Hold the paint gun nozzle perpendicular to and 10 to 12 inches away from the surface. Even a slight change in this distance significantly affects the amount of paint being applied: If you hold the nozzle twice as close to the surface, you apply four times as much paint. Avoid tilting the sprayer downward or upward, which causes spitting and results in an uneven application.
Keep the nozzle perpendicular to the surface as you move it back and forth. The natural tendency is to swing the gun in an arc, which results in an uneven “bowtie” application.
Overlap each pass half the width of the spray coverage area to avoid leaving light areas or creating stripes.
Test and adjust the spray equipment until you produce the pattern you want. If the pattern is too narrow, you could apply too much paint to the area, resulting in runs. With a pattern that’s too wide, you have to make more than two passes to get good coverage. A pattern that’s 8 to 12 inches wide is adequate for most large surfaces.
It’s better to put on the paint a little light and go back and apply a little more than to load the surface with a coat of paint that’s too heavy and may sag and dry unevenly.

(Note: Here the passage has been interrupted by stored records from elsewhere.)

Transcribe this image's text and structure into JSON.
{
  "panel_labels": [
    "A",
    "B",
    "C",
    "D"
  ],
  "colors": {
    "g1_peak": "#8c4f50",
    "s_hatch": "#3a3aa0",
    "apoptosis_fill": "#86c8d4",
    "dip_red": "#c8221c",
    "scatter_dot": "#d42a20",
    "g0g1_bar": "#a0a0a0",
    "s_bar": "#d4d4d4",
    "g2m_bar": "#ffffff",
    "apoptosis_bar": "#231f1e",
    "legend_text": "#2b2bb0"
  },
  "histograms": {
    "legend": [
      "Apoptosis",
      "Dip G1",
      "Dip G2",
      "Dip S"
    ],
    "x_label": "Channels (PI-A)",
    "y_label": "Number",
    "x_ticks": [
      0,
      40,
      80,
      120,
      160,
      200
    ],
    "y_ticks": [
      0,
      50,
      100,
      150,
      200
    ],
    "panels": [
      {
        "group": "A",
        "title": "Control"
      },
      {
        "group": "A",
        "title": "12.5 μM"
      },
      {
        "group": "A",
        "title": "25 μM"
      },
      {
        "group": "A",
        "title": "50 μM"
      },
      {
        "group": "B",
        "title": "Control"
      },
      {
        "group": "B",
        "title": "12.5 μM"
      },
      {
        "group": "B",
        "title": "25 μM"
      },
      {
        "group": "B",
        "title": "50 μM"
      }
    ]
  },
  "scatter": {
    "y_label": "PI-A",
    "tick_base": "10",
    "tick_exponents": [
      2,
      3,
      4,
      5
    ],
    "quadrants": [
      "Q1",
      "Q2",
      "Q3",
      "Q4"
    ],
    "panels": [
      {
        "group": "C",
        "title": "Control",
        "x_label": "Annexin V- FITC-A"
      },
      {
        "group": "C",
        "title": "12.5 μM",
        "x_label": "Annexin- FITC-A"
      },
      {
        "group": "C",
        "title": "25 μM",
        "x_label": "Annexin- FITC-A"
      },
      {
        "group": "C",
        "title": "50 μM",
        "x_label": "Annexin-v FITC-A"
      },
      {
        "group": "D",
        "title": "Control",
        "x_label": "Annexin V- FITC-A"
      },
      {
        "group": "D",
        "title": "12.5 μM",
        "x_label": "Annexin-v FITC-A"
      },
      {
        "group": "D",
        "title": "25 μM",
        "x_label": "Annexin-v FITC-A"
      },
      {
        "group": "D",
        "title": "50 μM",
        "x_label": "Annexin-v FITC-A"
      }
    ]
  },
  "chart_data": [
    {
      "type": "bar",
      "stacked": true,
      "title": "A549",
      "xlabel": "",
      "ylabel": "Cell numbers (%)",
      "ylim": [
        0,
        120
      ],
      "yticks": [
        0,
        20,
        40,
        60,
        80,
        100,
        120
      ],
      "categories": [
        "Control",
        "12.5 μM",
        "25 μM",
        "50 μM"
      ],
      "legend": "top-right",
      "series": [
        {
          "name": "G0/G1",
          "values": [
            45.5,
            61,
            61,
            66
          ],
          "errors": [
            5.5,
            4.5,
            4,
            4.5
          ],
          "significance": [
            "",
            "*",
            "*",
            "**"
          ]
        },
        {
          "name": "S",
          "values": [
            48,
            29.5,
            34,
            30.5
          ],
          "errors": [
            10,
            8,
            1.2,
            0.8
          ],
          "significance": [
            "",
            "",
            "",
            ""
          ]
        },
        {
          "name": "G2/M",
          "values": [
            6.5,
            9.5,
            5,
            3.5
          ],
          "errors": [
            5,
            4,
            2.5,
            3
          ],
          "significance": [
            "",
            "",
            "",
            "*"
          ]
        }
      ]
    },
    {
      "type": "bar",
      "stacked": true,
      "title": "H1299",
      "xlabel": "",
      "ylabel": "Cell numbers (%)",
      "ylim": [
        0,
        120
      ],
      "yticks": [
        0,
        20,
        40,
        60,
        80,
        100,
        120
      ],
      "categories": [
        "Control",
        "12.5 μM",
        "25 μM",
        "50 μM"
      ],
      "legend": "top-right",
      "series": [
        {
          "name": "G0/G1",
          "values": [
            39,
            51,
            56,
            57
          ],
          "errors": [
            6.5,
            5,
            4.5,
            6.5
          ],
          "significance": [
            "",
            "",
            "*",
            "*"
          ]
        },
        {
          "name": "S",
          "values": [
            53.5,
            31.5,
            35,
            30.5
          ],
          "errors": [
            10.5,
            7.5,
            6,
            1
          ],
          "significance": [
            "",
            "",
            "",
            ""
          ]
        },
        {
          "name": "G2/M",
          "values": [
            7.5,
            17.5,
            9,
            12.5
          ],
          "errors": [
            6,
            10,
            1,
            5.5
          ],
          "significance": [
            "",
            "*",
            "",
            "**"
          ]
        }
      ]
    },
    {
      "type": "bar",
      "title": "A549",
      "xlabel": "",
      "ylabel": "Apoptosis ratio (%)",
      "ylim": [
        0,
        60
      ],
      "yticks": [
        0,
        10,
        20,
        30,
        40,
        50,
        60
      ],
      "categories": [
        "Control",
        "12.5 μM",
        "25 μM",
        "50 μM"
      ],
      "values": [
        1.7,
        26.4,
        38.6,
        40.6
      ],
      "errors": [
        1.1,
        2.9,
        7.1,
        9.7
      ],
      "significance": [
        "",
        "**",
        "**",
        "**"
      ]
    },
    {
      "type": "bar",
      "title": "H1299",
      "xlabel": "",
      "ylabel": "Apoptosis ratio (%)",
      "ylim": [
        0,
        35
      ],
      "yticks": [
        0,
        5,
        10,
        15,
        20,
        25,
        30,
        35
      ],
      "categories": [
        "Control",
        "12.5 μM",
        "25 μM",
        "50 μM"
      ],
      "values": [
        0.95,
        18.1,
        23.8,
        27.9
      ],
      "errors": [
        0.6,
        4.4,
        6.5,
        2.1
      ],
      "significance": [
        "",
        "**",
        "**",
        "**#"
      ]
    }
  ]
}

In time, a heavy coat may peel.
Do the corners and any protrusions first and finish up with the large, flat areas. Spray corners with a vertical stroke aimed directly at the corner. Move a little quicker than usual, especially on outside corners, to avoid overloading the edges.
After you complete each area, stand back and look for light spots or missed areas. Touch up, making sure that you move the gun before spraying. Keep a brush or roller handy for touch-ups.
Most sprayers have a tip guard to protect you from injecting yourself with paint. Remove your finger from the trigger and wipe off the guards occasionally — with a rag, not your finger. Paint buildup at the tip may affect the spray pattern.
Some spray applications require backbrushing or back-rolling — that is, brushing or rolling in the sprayed-on finish to get a more even coat and better penetration. The sprayer, then, is just a fast way to get the paint to the surface. In particular, you should backbrush stain applications on unfinished or previously stained wood. Backbrushing is strongly recommended when applying primers and sealers as well.